Uma tendência geral de nosso aparelho mental, que pode ser remontada ao princípio econômico de poupar consumo [de energia], parece encontrar expressão na tenacidade com que nos apegamos às fontes de prazer à nossa disposição e na dificuldade com que a elas renunciamos. Com a introdução do princípio de realidade, uma das espécies de atividade de pensamento foi separada; ela foi liberada no teste de realidade e permaneceu subordinada somente ao princípio de prazer. Esta atividade é o fantasiar, que começa já nas brincadeiras infantis, e, posteriormente, conservada como devaneio, abandona a dependência de objetos reais.

 

Tal como o ego-prazer nada pode fazer a não ser querer, trabalhar para produzir prazer e evitar o desprazer, assim o ego-realidade nada necessita fazer a não ser lutar pelo que é útil e resguardar-se contra danos.
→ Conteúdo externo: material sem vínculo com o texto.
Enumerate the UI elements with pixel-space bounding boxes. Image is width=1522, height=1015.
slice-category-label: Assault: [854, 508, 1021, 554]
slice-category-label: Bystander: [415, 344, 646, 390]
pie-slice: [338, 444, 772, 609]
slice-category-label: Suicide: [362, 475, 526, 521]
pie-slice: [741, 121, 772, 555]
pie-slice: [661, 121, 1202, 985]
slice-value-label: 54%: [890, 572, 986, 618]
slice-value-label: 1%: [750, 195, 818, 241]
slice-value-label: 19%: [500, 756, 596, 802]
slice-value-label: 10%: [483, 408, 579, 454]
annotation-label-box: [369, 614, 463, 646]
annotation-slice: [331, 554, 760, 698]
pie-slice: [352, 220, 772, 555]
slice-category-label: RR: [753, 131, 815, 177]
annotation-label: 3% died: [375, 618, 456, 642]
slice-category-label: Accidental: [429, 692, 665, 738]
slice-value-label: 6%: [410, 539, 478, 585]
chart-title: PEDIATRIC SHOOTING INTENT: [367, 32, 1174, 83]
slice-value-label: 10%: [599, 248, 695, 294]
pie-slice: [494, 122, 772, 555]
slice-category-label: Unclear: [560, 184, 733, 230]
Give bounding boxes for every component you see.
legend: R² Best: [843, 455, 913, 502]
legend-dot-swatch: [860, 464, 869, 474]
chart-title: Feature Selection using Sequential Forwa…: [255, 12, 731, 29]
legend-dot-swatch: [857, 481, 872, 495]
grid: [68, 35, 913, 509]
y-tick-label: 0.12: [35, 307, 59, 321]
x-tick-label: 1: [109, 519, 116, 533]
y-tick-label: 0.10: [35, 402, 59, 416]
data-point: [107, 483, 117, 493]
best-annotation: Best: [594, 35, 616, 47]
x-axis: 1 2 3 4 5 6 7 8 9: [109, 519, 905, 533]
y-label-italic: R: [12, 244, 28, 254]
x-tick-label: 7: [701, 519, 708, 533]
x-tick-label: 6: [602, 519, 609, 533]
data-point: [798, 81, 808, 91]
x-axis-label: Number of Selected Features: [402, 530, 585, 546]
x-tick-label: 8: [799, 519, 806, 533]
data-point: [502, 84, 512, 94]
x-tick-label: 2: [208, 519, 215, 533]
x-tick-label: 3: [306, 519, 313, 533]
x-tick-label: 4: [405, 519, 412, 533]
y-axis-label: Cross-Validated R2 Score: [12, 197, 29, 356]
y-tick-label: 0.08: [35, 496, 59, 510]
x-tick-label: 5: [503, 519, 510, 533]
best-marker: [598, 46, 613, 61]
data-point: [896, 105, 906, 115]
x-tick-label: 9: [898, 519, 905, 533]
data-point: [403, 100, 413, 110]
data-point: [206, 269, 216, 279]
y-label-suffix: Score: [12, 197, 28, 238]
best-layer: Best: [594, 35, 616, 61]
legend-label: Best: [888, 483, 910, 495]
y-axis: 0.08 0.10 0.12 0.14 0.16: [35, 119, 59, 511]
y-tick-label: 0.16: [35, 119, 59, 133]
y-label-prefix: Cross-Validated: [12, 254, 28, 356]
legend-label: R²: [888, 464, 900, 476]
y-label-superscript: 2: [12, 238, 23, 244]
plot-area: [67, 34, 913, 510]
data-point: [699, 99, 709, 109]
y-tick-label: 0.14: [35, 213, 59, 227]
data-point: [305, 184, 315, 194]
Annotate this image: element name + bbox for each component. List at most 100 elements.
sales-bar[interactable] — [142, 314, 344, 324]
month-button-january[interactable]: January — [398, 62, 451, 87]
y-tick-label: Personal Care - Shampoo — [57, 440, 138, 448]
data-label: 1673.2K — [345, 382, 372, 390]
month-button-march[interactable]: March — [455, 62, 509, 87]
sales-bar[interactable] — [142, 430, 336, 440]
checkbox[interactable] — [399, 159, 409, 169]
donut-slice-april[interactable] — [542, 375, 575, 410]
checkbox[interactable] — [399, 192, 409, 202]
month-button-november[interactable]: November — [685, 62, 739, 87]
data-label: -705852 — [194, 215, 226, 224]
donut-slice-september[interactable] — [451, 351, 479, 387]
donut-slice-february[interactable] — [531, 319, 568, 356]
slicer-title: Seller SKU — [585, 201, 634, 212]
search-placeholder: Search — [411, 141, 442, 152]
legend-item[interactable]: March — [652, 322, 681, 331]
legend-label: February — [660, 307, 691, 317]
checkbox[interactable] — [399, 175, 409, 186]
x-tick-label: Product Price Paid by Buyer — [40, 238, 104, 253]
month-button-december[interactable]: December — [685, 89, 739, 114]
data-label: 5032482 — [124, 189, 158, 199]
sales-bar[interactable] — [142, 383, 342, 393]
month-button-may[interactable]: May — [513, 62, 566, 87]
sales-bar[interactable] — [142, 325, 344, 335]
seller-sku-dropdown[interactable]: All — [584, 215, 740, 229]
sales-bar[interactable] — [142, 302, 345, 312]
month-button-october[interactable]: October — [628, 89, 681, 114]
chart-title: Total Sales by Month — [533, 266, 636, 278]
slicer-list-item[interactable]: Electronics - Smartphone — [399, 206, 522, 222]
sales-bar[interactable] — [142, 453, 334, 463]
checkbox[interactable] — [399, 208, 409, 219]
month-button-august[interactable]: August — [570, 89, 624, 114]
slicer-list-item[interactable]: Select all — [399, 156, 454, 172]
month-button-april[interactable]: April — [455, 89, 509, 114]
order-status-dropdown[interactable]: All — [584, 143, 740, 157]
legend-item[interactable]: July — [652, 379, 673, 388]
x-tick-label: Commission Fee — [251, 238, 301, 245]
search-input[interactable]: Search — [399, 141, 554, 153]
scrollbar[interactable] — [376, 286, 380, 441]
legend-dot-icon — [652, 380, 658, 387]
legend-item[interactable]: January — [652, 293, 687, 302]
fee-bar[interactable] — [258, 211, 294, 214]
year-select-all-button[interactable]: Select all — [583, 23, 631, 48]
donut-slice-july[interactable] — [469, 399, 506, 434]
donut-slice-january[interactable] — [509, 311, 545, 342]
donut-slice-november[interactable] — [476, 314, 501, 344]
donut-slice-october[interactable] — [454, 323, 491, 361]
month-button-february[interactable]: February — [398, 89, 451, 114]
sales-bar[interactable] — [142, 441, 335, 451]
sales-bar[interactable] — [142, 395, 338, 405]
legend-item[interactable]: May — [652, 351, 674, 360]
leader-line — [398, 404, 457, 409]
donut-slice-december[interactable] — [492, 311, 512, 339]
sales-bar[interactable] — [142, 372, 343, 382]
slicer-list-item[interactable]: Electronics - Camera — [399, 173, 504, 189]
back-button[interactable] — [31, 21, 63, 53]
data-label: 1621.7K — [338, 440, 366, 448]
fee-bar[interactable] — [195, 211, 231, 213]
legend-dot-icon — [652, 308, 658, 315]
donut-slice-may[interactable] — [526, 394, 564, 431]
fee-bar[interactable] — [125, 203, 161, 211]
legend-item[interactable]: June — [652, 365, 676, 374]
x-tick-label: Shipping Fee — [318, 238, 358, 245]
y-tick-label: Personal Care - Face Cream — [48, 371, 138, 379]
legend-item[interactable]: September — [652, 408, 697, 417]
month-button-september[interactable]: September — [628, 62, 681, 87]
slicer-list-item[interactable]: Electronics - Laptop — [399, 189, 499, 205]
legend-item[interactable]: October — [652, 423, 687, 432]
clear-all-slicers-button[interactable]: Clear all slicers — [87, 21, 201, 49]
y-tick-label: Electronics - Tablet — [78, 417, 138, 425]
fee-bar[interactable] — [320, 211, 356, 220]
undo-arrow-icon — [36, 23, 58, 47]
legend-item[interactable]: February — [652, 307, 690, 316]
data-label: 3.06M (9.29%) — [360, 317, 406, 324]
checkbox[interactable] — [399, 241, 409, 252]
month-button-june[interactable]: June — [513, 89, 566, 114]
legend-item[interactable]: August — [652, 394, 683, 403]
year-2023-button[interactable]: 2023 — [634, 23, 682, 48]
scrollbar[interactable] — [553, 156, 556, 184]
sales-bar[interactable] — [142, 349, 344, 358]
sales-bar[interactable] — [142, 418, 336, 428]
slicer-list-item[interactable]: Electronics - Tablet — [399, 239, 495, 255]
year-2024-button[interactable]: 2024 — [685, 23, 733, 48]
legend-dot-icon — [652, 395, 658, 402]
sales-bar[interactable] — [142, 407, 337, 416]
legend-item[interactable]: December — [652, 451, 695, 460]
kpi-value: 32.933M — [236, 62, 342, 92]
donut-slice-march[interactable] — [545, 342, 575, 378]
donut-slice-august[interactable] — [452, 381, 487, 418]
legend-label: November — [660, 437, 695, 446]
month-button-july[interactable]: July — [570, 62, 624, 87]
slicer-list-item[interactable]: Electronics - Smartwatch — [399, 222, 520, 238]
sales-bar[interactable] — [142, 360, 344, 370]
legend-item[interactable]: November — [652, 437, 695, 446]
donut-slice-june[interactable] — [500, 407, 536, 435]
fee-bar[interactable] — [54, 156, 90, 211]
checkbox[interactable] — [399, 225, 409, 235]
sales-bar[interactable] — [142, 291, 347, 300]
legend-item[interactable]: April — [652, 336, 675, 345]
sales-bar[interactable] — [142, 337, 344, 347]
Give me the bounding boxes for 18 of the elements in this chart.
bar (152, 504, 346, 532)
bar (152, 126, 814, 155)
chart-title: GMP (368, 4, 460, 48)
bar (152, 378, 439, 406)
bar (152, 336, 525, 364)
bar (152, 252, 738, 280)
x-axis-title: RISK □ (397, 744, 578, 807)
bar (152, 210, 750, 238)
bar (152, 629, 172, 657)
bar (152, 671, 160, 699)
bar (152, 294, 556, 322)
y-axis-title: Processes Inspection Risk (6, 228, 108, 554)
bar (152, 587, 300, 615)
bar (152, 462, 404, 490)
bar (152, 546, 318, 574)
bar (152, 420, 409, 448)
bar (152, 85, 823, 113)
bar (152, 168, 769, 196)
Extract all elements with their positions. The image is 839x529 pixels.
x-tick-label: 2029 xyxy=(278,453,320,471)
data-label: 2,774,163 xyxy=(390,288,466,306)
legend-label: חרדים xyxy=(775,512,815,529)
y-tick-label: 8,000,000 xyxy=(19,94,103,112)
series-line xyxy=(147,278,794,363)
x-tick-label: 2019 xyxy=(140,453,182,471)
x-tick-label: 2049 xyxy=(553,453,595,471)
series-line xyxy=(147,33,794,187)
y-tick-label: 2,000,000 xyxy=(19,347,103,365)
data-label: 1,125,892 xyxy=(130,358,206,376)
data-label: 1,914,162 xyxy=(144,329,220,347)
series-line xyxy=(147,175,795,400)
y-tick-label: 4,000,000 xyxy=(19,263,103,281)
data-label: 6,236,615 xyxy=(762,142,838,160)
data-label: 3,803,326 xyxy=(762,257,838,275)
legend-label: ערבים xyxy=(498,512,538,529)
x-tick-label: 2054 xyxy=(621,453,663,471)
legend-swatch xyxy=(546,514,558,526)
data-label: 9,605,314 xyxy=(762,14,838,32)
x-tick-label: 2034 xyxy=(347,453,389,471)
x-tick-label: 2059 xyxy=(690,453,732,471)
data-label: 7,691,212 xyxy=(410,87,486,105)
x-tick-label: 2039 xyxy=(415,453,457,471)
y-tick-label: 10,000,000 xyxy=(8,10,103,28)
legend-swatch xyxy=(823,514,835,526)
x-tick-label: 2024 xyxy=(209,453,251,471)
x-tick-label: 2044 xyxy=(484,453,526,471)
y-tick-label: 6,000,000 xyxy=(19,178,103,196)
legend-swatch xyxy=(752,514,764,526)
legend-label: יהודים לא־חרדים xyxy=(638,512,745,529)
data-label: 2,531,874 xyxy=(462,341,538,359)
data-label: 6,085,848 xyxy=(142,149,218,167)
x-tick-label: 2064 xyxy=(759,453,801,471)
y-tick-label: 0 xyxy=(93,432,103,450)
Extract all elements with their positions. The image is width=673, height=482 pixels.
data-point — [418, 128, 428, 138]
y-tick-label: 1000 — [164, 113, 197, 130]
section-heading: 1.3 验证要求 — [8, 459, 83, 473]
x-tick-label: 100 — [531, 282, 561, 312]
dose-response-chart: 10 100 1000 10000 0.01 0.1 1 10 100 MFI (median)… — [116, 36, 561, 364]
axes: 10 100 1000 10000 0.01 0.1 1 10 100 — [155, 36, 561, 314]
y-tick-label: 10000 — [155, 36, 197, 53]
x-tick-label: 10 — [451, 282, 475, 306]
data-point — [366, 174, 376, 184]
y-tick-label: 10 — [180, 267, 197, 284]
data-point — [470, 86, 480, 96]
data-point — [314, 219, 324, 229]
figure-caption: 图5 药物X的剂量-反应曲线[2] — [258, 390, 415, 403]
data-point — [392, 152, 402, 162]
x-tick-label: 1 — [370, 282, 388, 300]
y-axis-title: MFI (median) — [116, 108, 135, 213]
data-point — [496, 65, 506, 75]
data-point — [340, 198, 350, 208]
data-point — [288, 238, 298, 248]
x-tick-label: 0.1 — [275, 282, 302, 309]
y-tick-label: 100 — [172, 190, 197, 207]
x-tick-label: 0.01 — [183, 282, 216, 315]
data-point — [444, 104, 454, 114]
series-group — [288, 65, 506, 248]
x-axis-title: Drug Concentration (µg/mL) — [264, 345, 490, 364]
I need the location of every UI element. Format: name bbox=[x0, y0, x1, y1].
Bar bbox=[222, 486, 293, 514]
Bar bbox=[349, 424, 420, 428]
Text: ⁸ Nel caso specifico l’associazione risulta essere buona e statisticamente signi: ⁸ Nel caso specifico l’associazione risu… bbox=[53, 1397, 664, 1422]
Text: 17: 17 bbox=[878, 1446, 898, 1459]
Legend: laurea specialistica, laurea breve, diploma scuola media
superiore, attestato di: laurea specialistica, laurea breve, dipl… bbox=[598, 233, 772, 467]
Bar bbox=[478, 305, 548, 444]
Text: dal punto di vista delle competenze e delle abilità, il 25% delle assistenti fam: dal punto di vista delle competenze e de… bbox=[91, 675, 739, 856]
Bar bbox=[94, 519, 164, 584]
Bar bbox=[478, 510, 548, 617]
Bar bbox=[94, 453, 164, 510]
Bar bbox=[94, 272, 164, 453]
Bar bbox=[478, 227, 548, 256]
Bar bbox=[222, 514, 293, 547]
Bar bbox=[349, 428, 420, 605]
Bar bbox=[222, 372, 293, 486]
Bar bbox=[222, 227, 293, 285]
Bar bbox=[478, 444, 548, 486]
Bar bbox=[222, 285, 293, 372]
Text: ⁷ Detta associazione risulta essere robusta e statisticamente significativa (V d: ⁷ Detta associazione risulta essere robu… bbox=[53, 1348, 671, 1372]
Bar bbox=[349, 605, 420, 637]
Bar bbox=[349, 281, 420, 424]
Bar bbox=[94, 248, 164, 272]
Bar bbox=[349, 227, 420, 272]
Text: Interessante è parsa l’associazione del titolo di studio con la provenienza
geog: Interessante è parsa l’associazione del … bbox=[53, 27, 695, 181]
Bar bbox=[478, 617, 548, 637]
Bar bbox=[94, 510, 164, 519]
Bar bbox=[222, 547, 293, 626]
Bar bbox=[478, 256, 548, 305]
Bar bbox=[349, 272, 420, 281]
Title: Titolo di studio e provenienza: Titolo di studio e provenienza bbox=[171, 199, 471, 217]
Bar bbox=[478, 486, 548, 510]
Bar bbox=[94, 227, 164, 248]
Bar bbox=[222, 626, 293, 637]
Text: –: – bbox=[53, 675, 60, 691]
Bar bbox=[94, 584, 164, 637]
Na realidade, a substituição do princípio de prazer pelo princípio de realidade não implica a deposição daquele, mas apenas sua proteção. Um prazer momentâneo, incerto quanto a seus resultados, é abandonado, mas apenas a fim de ganhar mais tarde, ao longo do novo caminho, um prazer seguro.

 

A educação pode ser descrita, sem mais, como um incentivo à conquista do princípio de prazer e à sua substituição pelo princípio de realidade; isto é, ela procura auxiliar o processo de desenvolvimento que afeta o ego. Para este fim, utiliza uma oferta de amor dos educadores como recompensa; e falha, portanto, se uma criança mimada pensa que possui esse amor de qualquer jeito e não pode perdê-lo, aconteça o que acontecer.

 

A arte ocasiona uma reconciliação entre os dois princípios, de maneira peculiar. Um artista é originalmente um homem que se afasta da realidade, porque não pode concordar com a renúncia à satisfação instintual que ela a princípio exige, e que concede a seus desejos eróticos e ambiciosos completa liberdade na vida de fantasia.

 

Enquanto o ego passa por suas transformações, de ego-prazer para ego-realidade, os instintos sexuais sofrem as alterações que os levam de seu auto-erotismo original, através de diversas fases intermediárias, ao amor objetal a serviço da procriação."